El resto del mundo ya se ha desperezado de los efluvios del tránsito a un año nuevo y a los españoles todavía nos queda el recurso de los Reyes Magos para demorar la puesta en marcha de la maquinaria del país. Pero ya hay indicios de cómo van a ser las cosas en este 2008 que se acaba de estrenar. Desde luego, la fecha del 9 de marzo es el epicentro de un año que se aventura convulso, intenso y definitivo.

El resultado electoral guarda más incógnitas que la de conocer qué partido quedará por delante en número de votos. Las elecciones, a pesar de la ventaja que conceden todas las encuestas al liderazgo de José Luís Rodríguez Zapatero y a las candidaturas del PSOE, tienen enigmas añadidos. No es lo mismo ganar en número de votos que en número de escaños, porque la matemática parlamentaria es la que decide la posibilidad de formar gobierno.

La experiencia de la dependencia de José Luís Rodríguez Zapatero de los partidos nacionalistas ha sido demoledora. Le ha impedido al PSOE autonomía en la forma de dirigir la legislatura y le ha proporcionado al PP suficiente munición para su política de demolición. Zapatero necesitaría lo que se llama una "mayoría holgada" que le permitiera una definición propia de los objetivos de su próximo gobierno, si lo logra.

Los objetivos de Rajoy son más perentorios.
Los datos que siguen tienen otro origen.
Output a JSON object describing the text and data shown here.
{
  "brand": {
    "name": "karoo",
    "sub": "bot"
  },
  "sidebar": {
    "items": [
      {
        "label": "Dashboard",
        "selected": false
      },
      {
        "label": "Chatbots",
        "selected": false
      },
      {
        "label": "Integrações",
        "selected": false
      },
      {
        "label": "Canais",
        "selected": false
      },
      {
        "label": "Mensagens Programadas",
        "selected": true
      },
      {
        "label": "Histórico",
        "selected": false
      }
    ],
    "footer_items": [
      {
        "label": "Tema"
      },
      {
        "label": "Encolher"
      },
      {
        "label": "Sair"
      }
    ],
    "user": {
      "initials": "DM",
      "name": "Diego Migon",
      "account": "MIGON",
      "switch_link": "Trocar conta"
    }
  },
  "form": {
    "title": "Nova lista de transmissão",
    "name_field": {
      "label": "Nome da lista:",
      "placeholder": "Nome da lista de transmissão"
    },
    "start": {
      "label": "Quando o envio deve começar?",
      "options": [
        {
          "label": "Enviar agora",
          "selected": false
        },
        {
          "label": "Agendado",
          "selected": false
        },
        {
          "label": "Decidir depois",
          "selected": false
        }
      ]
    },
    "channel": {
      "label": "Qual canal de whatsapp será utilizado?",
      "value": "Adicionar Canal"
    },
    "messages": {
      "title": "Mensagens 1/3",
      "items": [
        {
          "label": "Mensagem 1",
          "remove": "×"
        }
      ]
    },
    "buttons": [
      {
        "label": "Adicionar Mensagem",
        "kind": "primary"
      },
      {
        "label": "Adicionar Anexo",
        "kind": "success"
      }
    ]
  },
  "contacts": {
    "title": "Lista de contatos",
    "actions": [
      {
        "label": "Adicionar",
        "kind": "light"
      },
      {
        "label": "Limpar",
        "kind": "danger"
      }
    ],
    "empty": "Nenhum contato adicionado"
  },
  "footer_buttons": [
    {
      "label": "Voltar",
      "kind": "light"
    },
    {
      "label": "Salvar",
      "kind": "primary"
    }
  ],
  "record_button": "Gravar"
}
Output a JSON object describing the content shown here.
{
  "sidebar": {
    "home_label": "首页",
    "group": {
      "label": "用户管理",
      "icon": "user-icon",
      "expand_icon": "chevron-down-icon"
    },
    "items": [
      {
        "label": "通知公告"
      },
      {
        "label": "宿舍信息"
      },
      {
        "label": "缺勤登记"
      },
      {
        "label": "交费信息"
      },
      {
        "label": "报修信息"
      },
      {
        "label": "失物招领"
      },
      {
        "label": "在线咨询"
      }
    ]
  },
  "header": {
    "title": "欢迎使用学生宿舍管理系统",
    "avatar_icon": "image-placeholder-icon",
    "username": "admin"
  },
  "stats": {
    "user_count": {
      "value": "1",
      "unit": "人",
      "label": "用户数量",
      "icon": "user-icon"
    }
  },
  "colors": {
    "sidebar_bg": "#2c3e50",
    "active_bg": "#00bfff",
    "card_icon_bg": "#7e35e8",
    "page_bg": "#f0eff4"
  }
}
En primer lugar, su propia supervivencia. La pérdida clara de las elecciones sería su defunción política: dos derrotas consecutivas ya no hay partido que lo aguante. Pero además, si eso ocurriera, el PP asistiría a una enorme convulsión para definir un modelo de partido. La encrucijada se dilucida entre seguir el camino ultra conservador diseñado por José María Aznar o una reformulación de un partido europeo, centrista, autónomo de la Iglesia Católica, que podría estar más en la línea de Alberto Ruiz Gallardón o Rodrigo Rato.

El escenario de una pérdida electoral por parte del PSOE no es fácil de imaginar ahora. Pero no hay nada imposible y la sorpresas no pueden ser descartadas. Ahora mismo, lo único seguro es que el 2008 va a ser un año cargado de emociones en el que la economía también puede darnos algún buen susto.

Carlos Carnicero.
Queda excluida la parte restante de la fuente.